En l’espèce, les parties versent au débat trois procès-verbaux de constat de commissaire de justice mandaté par la SA [Localité 5] Habitat en date des :
-30 janvier 2020, constatant l’occupation des lieux par Mme [U] [P] se déclarant locataire de Mme [Z] [G], le montant du loyer étant de 300 euros,
-25 février 2020, mentionnant une remise des clés par Mme [U] [P] et constatant l’occupation des lieux par M. [A] [V], déclarant être entré dans les lieux deux jours plus tôt du chef de Mme [G] moyennant le versement d’un loyer, le changement de la serrure de la porte d’entrée étant relevé
-21 septembre 2022 aux termes duquel il est d’une part fait état d’une conversation téléphonique avec la mère de Mme [I] [G] signalant le squat de l’appartement depuis le mois de mars 2021 par une personne hébergée temporairement par Mme [I] [G] et d’autre part relevé l’occupation des lieux par M. [N] [X], se déclarant locataire de Mme [I] [G], bien que démuni de tout contrat à ce titre,
-2 novembre 2023, constatant des traces d’effraction sur la porte d’entrée et l’installation d’un nouveau verrou.
Mme [I] [G] communique des bulletins de salaire du dernier quadrimestre de l’année 2021 indiquant une adresse sise [Adresse 4], s’agissant d’un logement loué par Mme [M] [K]. Son avis d’imposition sur les revenus de l’année 2020 mentionne une adresse identique, de même qu’une attestation de Pôle emploi du 9 février 2022 et un contrat de travail à durée indéterminée signé le 27 octobre 2022.
Il en résulte que le fait pour Mme [I] [G] de laisser son nom sur la boîte aux lettres, l’assignation du 17 janvier 2024 étant délivrée par remise à étude, est insuffisant à établir son occupation des lieux. De même, sur les trois occupants des lieux rencontrés à des dates différentes par le commissaire de justice, seul l’un d’eux désigne précisément Mme [I] [G] comme sa prétendue bailleresse.

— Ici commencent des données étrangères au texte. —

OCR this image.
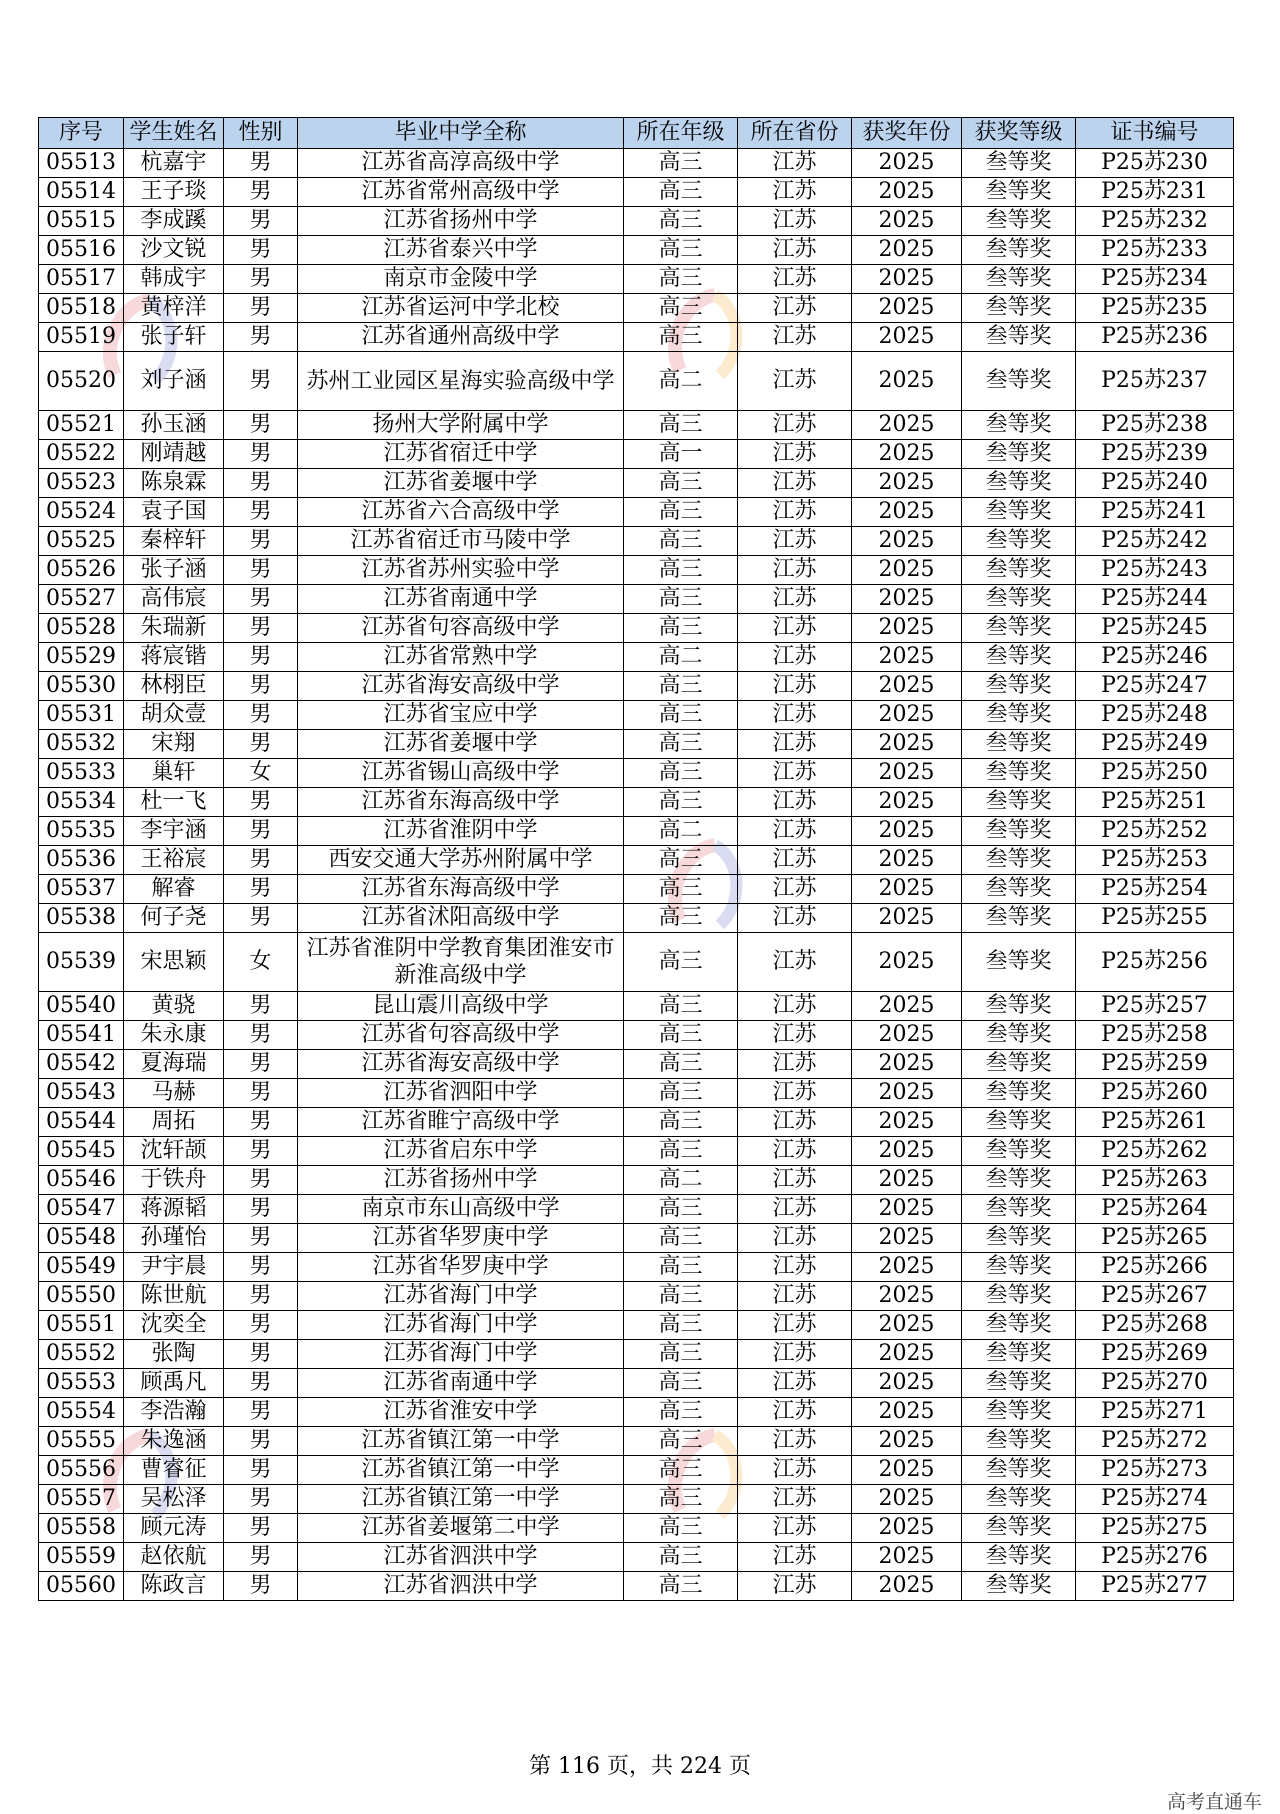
序号	学生姓名	性别	毕业中学全称	所在年级	所在省份	获奖年份	获奖等级	证书编号
05513	杭嘉宇	男	江苏省高淳高级中学	高三	江苏	2025	叁等奖	P25苏230
05514	王子琰	男	江苏省常州高级中学	高三	江苏	2025	叁等奖	P25苏231
05515	李成蹊	男	江苏省扬州中学	高三	江苏	2025	叁等奖	P25苏232
05516	沙文锐	男	江苏省泰兴中学	高三	江苏	2025	叁等奖	P25苏233
05517	韩成宇	男	南京市金陵中学	高三	江苏	2025	叁等奖	P25苏234
05518	黄梓洋	男	江苏省运河中学北校	高三	江苏	2025	叁等奖	P25苏235
05519	张子轩	男	江苏省通州高级中学	高三	江苏	2025	叁等奖	P25苏236
05520	刘子涵	男	苏州工业园区星海实验高级中学	高二	江苏	2025	叁等奖	P25苏237
05521	孙玉涵	男	扬州大学附属中学	高三	江苏	2025	叁等奖	P25苏238
05522	刚靖越	男	江苏省宿迁中学	高一	江苏	2025	叁等奖	P25苏239
05523	陈泉霖	男	江苏省姜堰中学	高三	江苏	2025	叁等奖	P25苏240
05524	袁子国	男	江苏省六合高级中学	高三	江苏	2025	叁等奖	P25苏241
05525	秦梓轩	男	江苏省宿迁市马陵中学	高三	江苏	2025	叁等奖	P25苏242
05526	张子涵	男	江苏省苏州实验中学	高三	江苏	2025	叁等奖	P25苏243
05527	高伟宸	男	江苏省南通中学	高三	江苏	2025	叁等奖	P25苏244
05528	朱瑞新	男	江苏省句容高级中学	高三	江苏	2025	叁等奖	P25苏245
05529	蒋宸锴	男	江苏省常熟中学	高二	江苏	2025	叁等奖	P25苏246
05530	林栩臣	男	江苏省海安高级中学	高三	江苏	2025	叁等奖	P25苏247
05531	胡众壹	男	江苏省宝应中学	高三	江苏	2025	叁等奖	P25苏248
05532	宋翔	男	江苏省姜堰中学	高三	江苏	2025	叁等奖	P25苏249
05533	巢轩	女	江苏省锡山高级中学	高三	江苏	2025	叁等奖	P25苏250
05534	杜一飞	男	江苏省东海高级中学	高三	江苏	2025	叁等奖	P25苏251
05535	李宇涵	男	江苏省淮阴中学	高二	江苏	2025	叁等奖	P25苏252
05536	王裕宸	男	西安交通大学苏州附属中学	高三	江苏	2025	叁等奖	P25苏253
05537	解睿	男	江苏省东海高级中学	高三	江苏	2025	叁等奖	P25苏254
05538	何子尧	男	江苏省沭阳高级中学	高三	江苏	2025	叁等奖	P25苏255
05539	宋思颖	女	江苏省淮阴中学教育集团淮安市新淮高级中学	高三	江苏	2025	叁等奖	P25苏256
05540	黄骁	男	昆山震川高级中学	高三	江苏	2025	叁等奖	P25苏257
05541	朱永康	男	江苏省句容高级中学	高三	江苏	2025	叁等奖	P25苏258
05542	夏海瑞	男	江苏省海安高级中学	高三	江苏	2025	叁等奖	P25苏259
05543	马赫	男	江苏省泗阳中学	高三	江苏	2025	叁等奖	P25苏260
05544	周拓	男	江苏省睢宁高级中学	高三	江苏	2025	叁等奖	P25苏261
05545	沈轩颉	男	江苏省启东中学	高三	江苏	2025	叁等奖	P25苏262
05546	于铁舟	男	江苏省扬州中学	高二	江苏	2025	叁等奖	P25苏263
05547	蒋源韬	男	南京市东山高级中学	高三	江苏	2025	叁等奖	P25苏264
05548	孙瑾怡	男	江苏省华罗庚中学	高三	江苏	2025	叁等奖	P25苏265
05549	尹宇晨	男	江苏省华罗庚中学	高三	江苏	2025	叁等奖	P25苏266
05550	陈世航	男	江苏省海门中学	高三	江苏	2025	叁等奖	P25苏267
05551	沈奕全	男	江苏省海门中学	高三	江苏	2025	叁等奖	P25苏268
05552	张陶	男	江苏省海门中学	高三	江苏	2025	叁等奖	P25苏269
05553	顾禹凡	男	江苏省南通中学	高三	江苏	2025	叁等奖	P25苏270
05554	李浩瀚	男	江苏省淮安中学	高三	江苏	2025	叁等奖	P25苏271
05555	朱逸涵	男	江苏省镇江第一中学	高三	江苏	2025	叁等奖	P25苏272
05556	曹睿征	男	江苏省镇江第一中学	高三	江苏	2025	叁等奖	P25苏273
05557	吴松泽	男	江苏省镇江第一中学	高三	江苏	2025	叁等奖	P25苏274
05558	顾元涛	男	江苏省姜堰第二中学	高三	江苏	2025	叁等奖	P25苏275
05559	赵依航	男	江苏省泗洪中学	高三	江苏	2025	叁等奖	P25苏276
05560	陈政言	男	江苏省泗洪中学	高三	江苏	2025	叁等奖	P25苏277
第 116 页，共 224 页
高考直通车
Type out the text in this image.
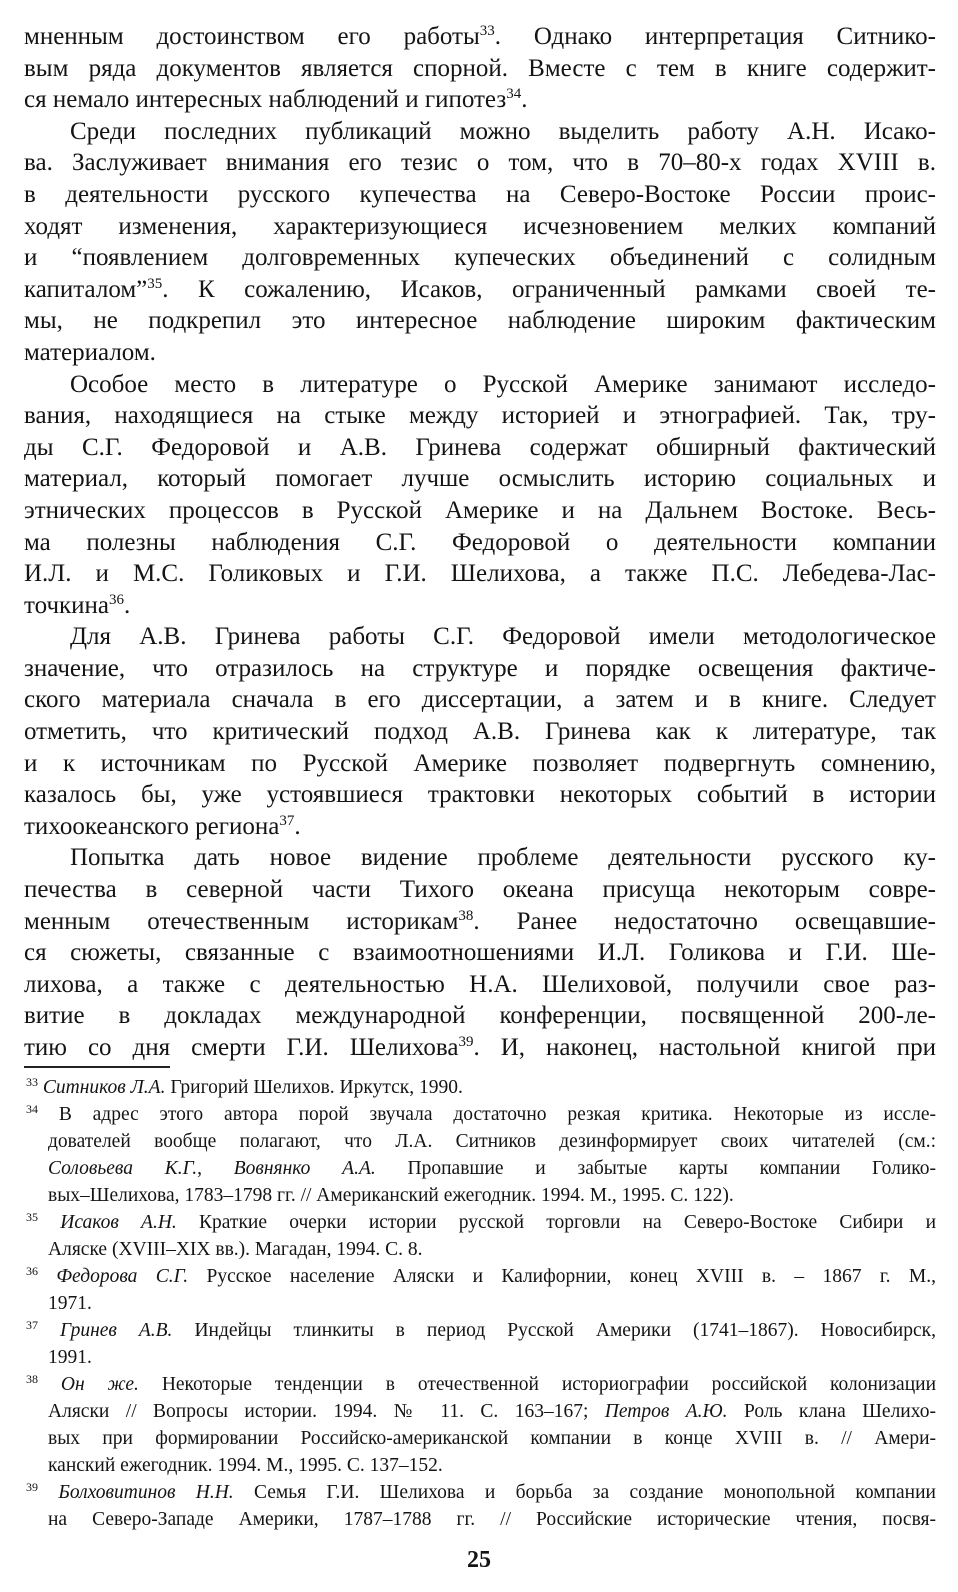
мненным достоинством его работы$^{33}$. Однако интерпретация Ситнико-
вым ряда документов является спорной. Вместе с тем в книге содержит-
ся немало интересных наблюдений и гипотез$^{34}$.
Среди последних публикаций можно выделить работу А.Н. Исако-
ва. Заслуживает внимания его тезис о том, что в 70–80-х годах XVIII в.
в деятельности русского купечества на Северо-Востоке России проис-
ходят изменения, характеризующиеся исчезновением мелких компаний
и “появлением долговременных купеческих объединений с солидным
капиталом”$^{35}$. К сожалению, Исаков, ограниченный рамками своей те-
мы, не подкрепил это интересное наблюдение широким фактическим
материалом.
Особое место в литературе о Русской Америке занимают исследо-
вания, находящиеся на стыке между историей и этнографией. Так, тру-
ды С.Г. Федоровой и А.В. Гринева содержат обширный фактический
материал, который помогает лучше осмыслить историю социальных и
этнических процессов в Русской Америке и на Дальнем Востоке. Весь-
ма полезны наблюдения С.Г. Федоровой о деятельности компании
И.Л. и М.С. Голиковых и Г.И. Шелихова, а также П.С. Лебедева-Лас-
точкина$^{36}$.
Для А.В. Гринева работы С.Г. Федоровой имели методологическое
значение, что отразилось на структуре и порядке освещения фактиче-
ского материала сначала в его диссертации, а затем и в книге. Следует
отметить, что критический подход А.В. Гринева как к литературе, так
и к источникам по Русской Америке позволяет подвергнуть сомнению,
казалось бы, уже устоявшиеся трактовки некоторых событий в истории
тихоокеанского региона$^{37}$.
Попытка дать новое видение проблеме деятельности русского ку-
печества в северной части Тихого океана присуща некоторым совре-
менным отечественным историкам$^{38}$. Ранее недостаточно освещавшие-
ся сюжеты, связанные с взаимоотношениями И.Л. Голикова и Г.И. Ше-
лихова, а также с деятельностью Н.А. Шелиховой, получили свое раз-
витие в докладах международной конференции, посвященной 200-ле-
тию со дня смерти Г.И. Шелихова$^{39}$. И, наконец, настольной книгой при
$^{33}$ Ситников Л.А. Григорий Шелихов. Иркутск, 1990.
$^{34}$ В адрес этого автора порой звучала достаточно резкая критика. Некоторые из иссле-
дователей вообще полагают, что Л.А. Ситников дезинформирует своих читателей (см.:
Соловьева К.Г., Вовнянко А.А. Пропавшие и забытые карты компании Голико-
вых–Шелихова, 1783–1798 гг. // Американский ежегодник. 1994. М., 1995. С. 122).
$^{35}$ Исаков А.Н. Краткие очерки истории русской торговли на Северо-Востоке Сибири и
Аляске (XVIII–XIX вв.). Магадан, 1994. С. 8.
$^{36}$ Федорова С.Г. Русское население Аляски и Калифорнии, конец XVIII в. – 1867 г. М.,
1971.
$^{37}$ Гринев А.В. Индейцы тлинкиты в период Русской Америки (1741–1867). Новосибирск,
1991.
$^{38}$ Он же. Некоторые тенденции в отечественной историографии российской колонизации
Аляски // Вопросы истории. 1994. № 11. С. 163–167; Петров А.Ю. Роль клана Шелихо-
вых при формировании Российско-американской компании в конце XVIII в. // Амери-
канский ежегодник. 1994. М., 1995. С. 137–152.
$^{39}$ Болховитинов Н.Н. Семья Г.И. Шелихова и борьба за создание монопольной компании
на Северо-Западе Америки, 1787–1788 гг. // Российские исторические чтения, посвя-
25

La preuve de l’occupation des lieux par Mme [I] [G] ne peut être considérée comme rapportée tenant les éléments fournis par Mme [I] [G] relatifs à son hébergement par sa mère depuis l’année 2021 a minima.
La SA [Localité 5] Habitat sera par conséquent déboutée de l’ensemble de ses demandes.
Sur les demandes accessoires
Aux termes de l’article 696 du Code de procédure civile, la partie perdante est condamnée aux dépens, à moins que le juge, par décision motivée, n’en mette la totalité ou une fraction à la charge d’une autre partie.
Partie perdante, la SA [Localité 5] Habitat supportera les dépens.
PAR CES MOTIFS
La juge des contentieux de la protection, statuant publiquement par jugement contradictoire rendu en premier ressort par mise à disposition au greffe,
DÉBOUTE la SA [Localité 5] Habitat de l’ensemble de ses demandes ;
CONDAMNE la SA [Localité 5] Habitat aux dépens ;
RAPPELLE que l’exécution provisoire de la présente décision est de droit ;
Ainsi jugé et prononcé les jour, mois et an ci-dessus indiqués.